Three days later came the call; Edna had passed away. My feelings were mixed. I would rather not remember her as I last saw her, so diminished. She was ready to leave, and if there is mercy in such things, it was that she no longer had to linger. Whatever one believes of life after death, this life had nothing left for her.

D13(Photo: Aunt Edna holding me as a baby.)

Back in Harborough, life continued. Sue and I went to see The Anastasia Files at the theatre, an unexpectedly excellent evening, even after the lead actress inconveniently broke her leg the day before opening night. The stand-in carried the show, and for a time, I found myself willing to believe that Anastasia had escaped the massacre. Sue, of course, gleefully spoiled the fantasy by reminding me that her remains had recently been found in a forest with the rest of the family.

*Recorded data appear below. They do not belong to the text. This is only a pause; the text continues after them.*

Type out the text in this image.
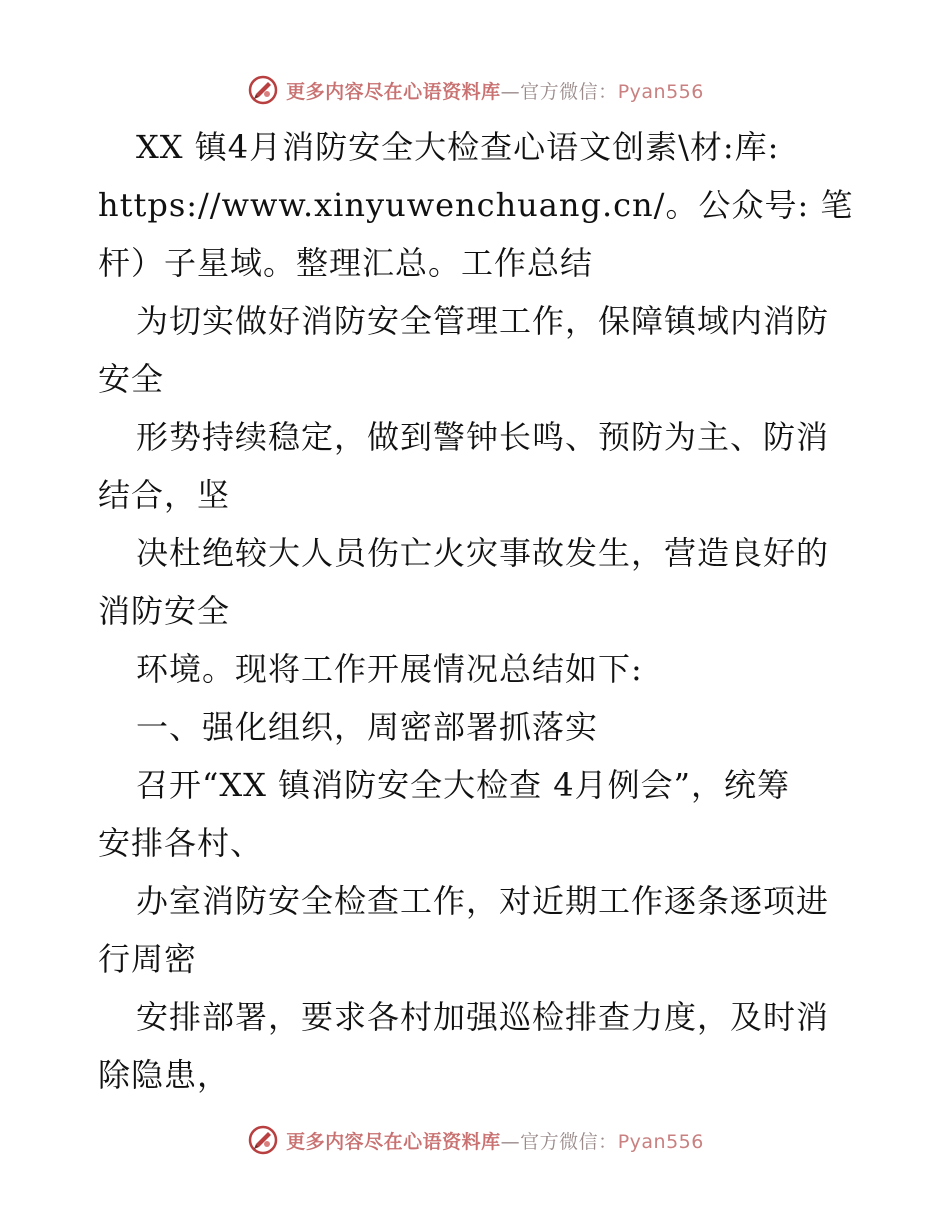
更多内容尽在心语资料库—官方微信：Pyan556
XX 镇4月消防安全大检查心语文创素\材:库:
https://www.xinyuwenchuang.cn/。公众号: 笔
杆）子星域。整理汇总。工作总结
为切实做好消防安全管理工作，保障镇域内消防
安全
形势持续稳定，做到警钟长鸣、预防为主、防消
结合，坚
决杜绝较大人员伤亡火灾事故发生，营造良好的
消防安全
环境。现将工作开展情况总结如下:
一、强化组织，周密部署抓落实
召开“XX 镇消防安全大检查 4月例会”，统筹
安排各村、
办室消防安全检查工作，对近期工作逐条逐项进
行周密
安排部署，要求各村加强巡检排查力度，及时消
除隐患，
更多内容尽在心语资料库—官方微信：Pyan556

Curry Night was shaken up with a Chinese twist: chicken chilli noodles, sweet chilli stir-fry, and Charlotte’s homemade prawn crackers. Nan declared it “immensely enjoyable,” which, from her usual culinary critique of “it’s okay,” counts as a Michelin star.

The snow has returned, and with it the cold. Unsurprisingly, Sue and I have decided that enough is enough. At the end of February, we’ll be off to Rio de Janeiro, staying in Copacabana before sailing up the Brazilian coast and back across the Atlantic, via Tenerife, Madeira, Casablanca, Barcelona, Marseille, and Savona, before flying home from Nice at the end of March.

Looking forward to swapping snowdrifts for sunshine, and Freeview remotes for a deckchair and a caipirinha.